Anyway, in homage to the Leftover Queen, Jenn, who set up the Foodie Blogroll in the first place, I thought I would make a dish with some kind of ‘left over’ element to it.* So, when my eyes landed on a wine bottle with some of the red stuff still in it (after a night of drinking to forget Ireland’s lacklustre performance at the Rugby World Cup last week), I seized the opportunity and made tomato sauce.
It’s a pared-down version of a recipe from Moosewood Restaurant Low-Fat Favourites, which originally suggested throwing in a lot of ground fennel and dried basil, along with the red wine. That proved to be just too many overpowering flavours** when I first followed this recipe a couple of years ago and I dismissed it as a bad ‘un. But seeing the last of the red wine last week set off a little memory alarm bell somewhere in my brain and I figured that I should have another go. Every recipe deserves a second chance. In fact, does any recipe ever turn out perfectly first time round? I guess that’s why there’s so many food blogs out there. Everyone likes tinkering, tweaking and offering their own spin on how to make things work 🙂
For this particular recipe, I’m much happier with the result second time around. The wine adds a pleasant depth of flavour and was good to have a change from my usual tomato sauce recipe (which is a cracker but it was getting monotonous).
Of course, Ireland is about to play another rugby match tonight and, seeing as it’s such an important game for the tournament, we’ll soon have some more wine leftovers for tomato sauce, whichever way it goes…
Tomato wine sauce, adapted from Moosewood Restaurant Low-Fat Favourites
2 teaspoons olive oil
1 cup finely chopped onion
2 cloves of garlic, minced
1/4 teaspoon salt
1 teaspoon dried oregano
1/3 red wine
3 cups undrained canned tomatoes (or 2x 400g tins)
1. Warm the olive oil in a saucepan. Add the onions and garlic, sprinkle with the salt, cover and sauté on a very low heat for 5 to 7 minutes or until the onions begin to soften.
2. Add the oregano and cook for another minute. Pour in the wine and bring to a boil.
3. Whirl the tomatoes in a blender until just puréed and add to the pan. Cover the sauce and simmer for about 30 minutes, stirring occasionally.
4. Season with salt and pepper to taste.
I made double the batch because there was a wee bit more wine left in the bottle… So now I have some tomato sauce stashed in the freezer for one of those ‘can’t-be-bothered-cooking’ days. Yep, they happen more often than you might think.

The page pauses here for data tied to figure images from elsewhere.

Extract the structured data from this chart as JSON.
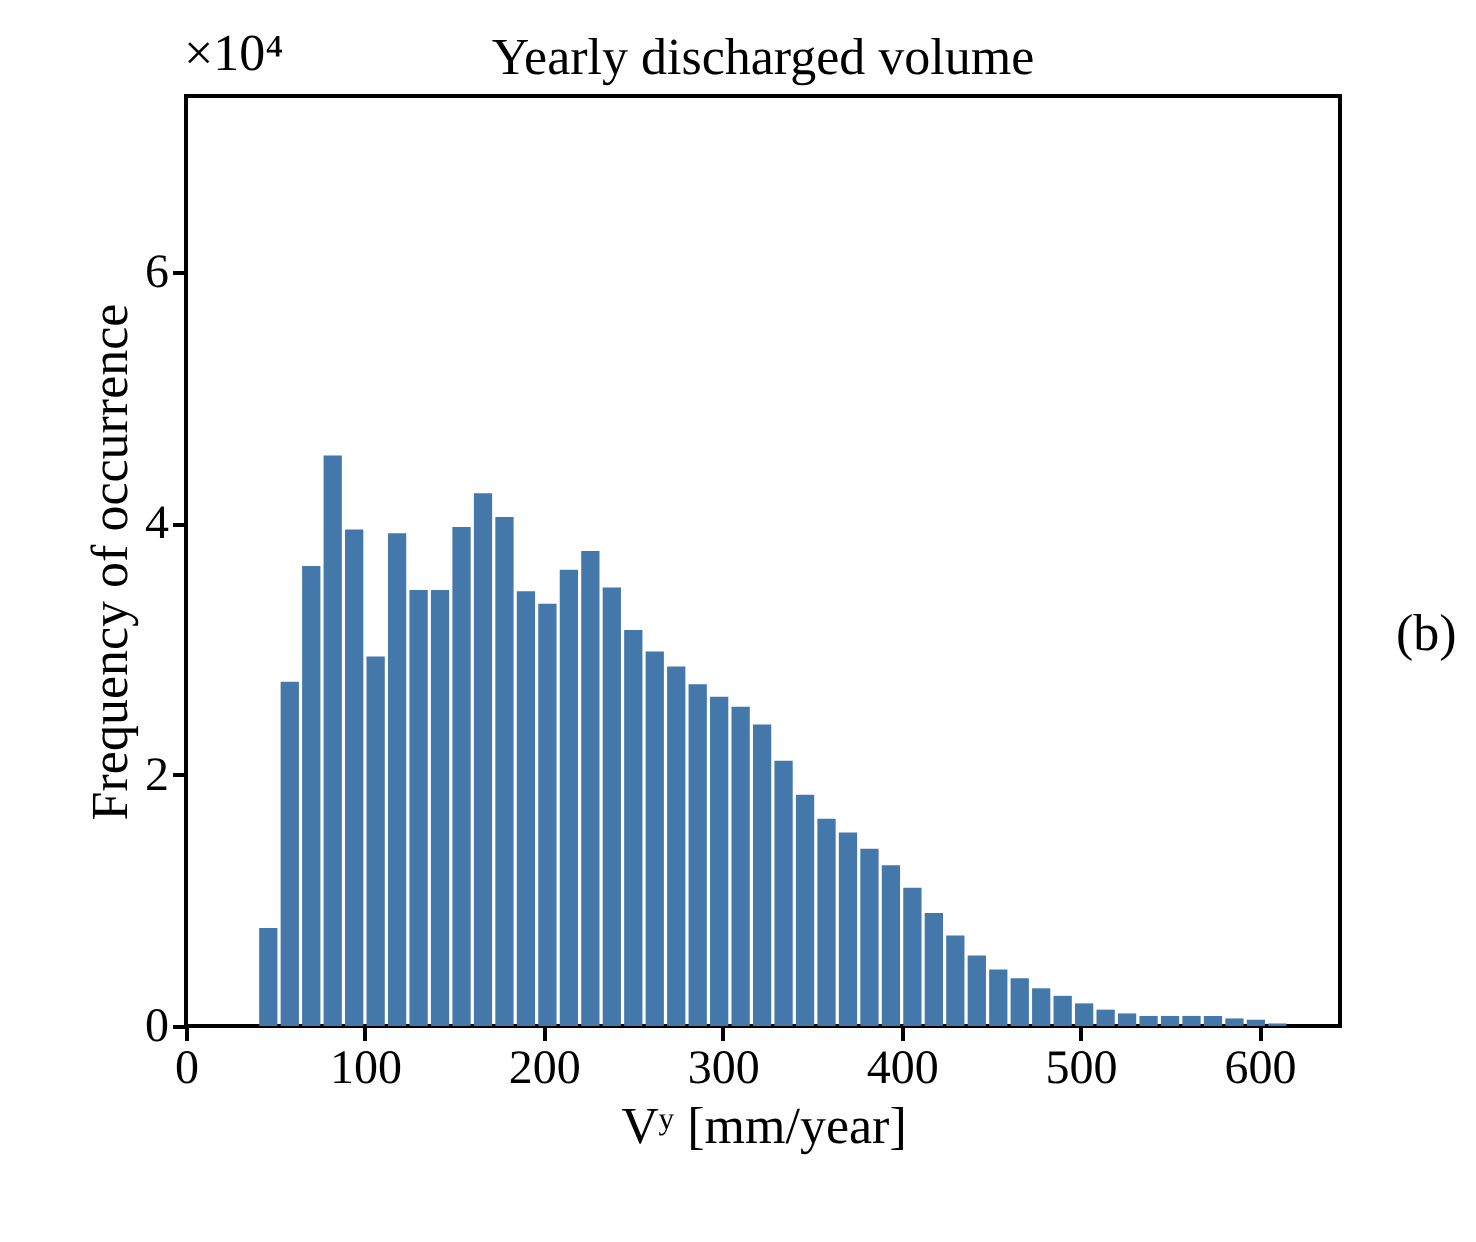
{
  "chart_data": {
    "type": "histogram",
    "title": "Yearly discharged volume",
    "xlabel": "Vʸ [mm/year]",
    "ylabel": "Frequency of occurrence",
    "annotations": [
      "×10⁴",
      "(b)"
    ],
    "bins": [
      40,
      52,
      64,
      76,
      88,
      100,
      112,
      124,
      136,
      148,
      160,
      172,
      184,
      196,
      208,
      220,
      232,
      244,
      256,
      268,
      280,
      292,
      304,
      316,
      328,
      340,
      352,
      364,
      376,
      388,
      400,
      412,
      424,
      436,
      448,
      460,
      472,
      484,
      496,
      508,
      520,
      532,
      544,
      556,
      568,
      580,
      592,
      604,
      616
    ],
    "values": [
      0.78,
      2.74,
      3.66,
      4.54,
      3.95,
      2.94,
      3.92,
      3.47,
      3.47,
      3.97,
      4.24,
      4.05,
      3.46,
      3.36,
      3.63,
      3.78,
      3.49,
      3.15,
      2.98,
      2.86,
      2.72,
      2.62,
      2.54,
      2.4,
      2.11,
      1.84,
      1.65,
      1.54,
      1.41,
      1.28,
      1.1,
      0.9,
      0.72,
      0.56,
      0.45,
      0.38,
      0.3,
      0.24,
      0.18,
      0.13,
      0.1,
      0.08,
      0.08,
      0.08,
      0.08,
      0.06,
      0.05,
      0.02
    ],
    "color": "#4477aa",
    "xlim": [
      0,
      645
    ],
    "ylim": [
      0,
      7.4
    ],
    "xticks": [
      0,
      100,
      200,
      300,
      400,
      500,
      600
    ],
    "yticks": [
      0,
      2,
      4,
      6
    ],
    "grid": false
  }
}
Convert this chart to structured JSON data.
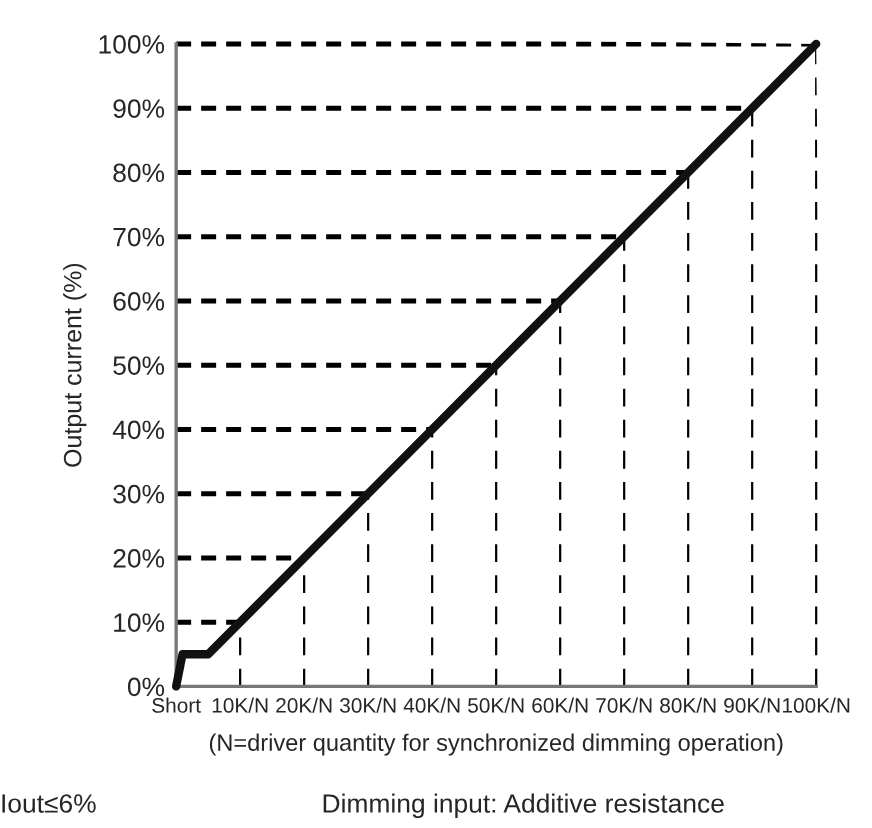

The very dark picture at the top of this post shows orecchiette pasta with tomato wine sauce, mozzarella and olives.
* A lot of our weekday meals are recycled leftovers but, you know, it’s a tenuous link to a recipe. Any excuse.
** The original combination of two teaspoons of ground fennel, plus the other herbs and the red wine made it taste kind of medicinal. Food as medicine, sure – but does it have to taste like medicine too?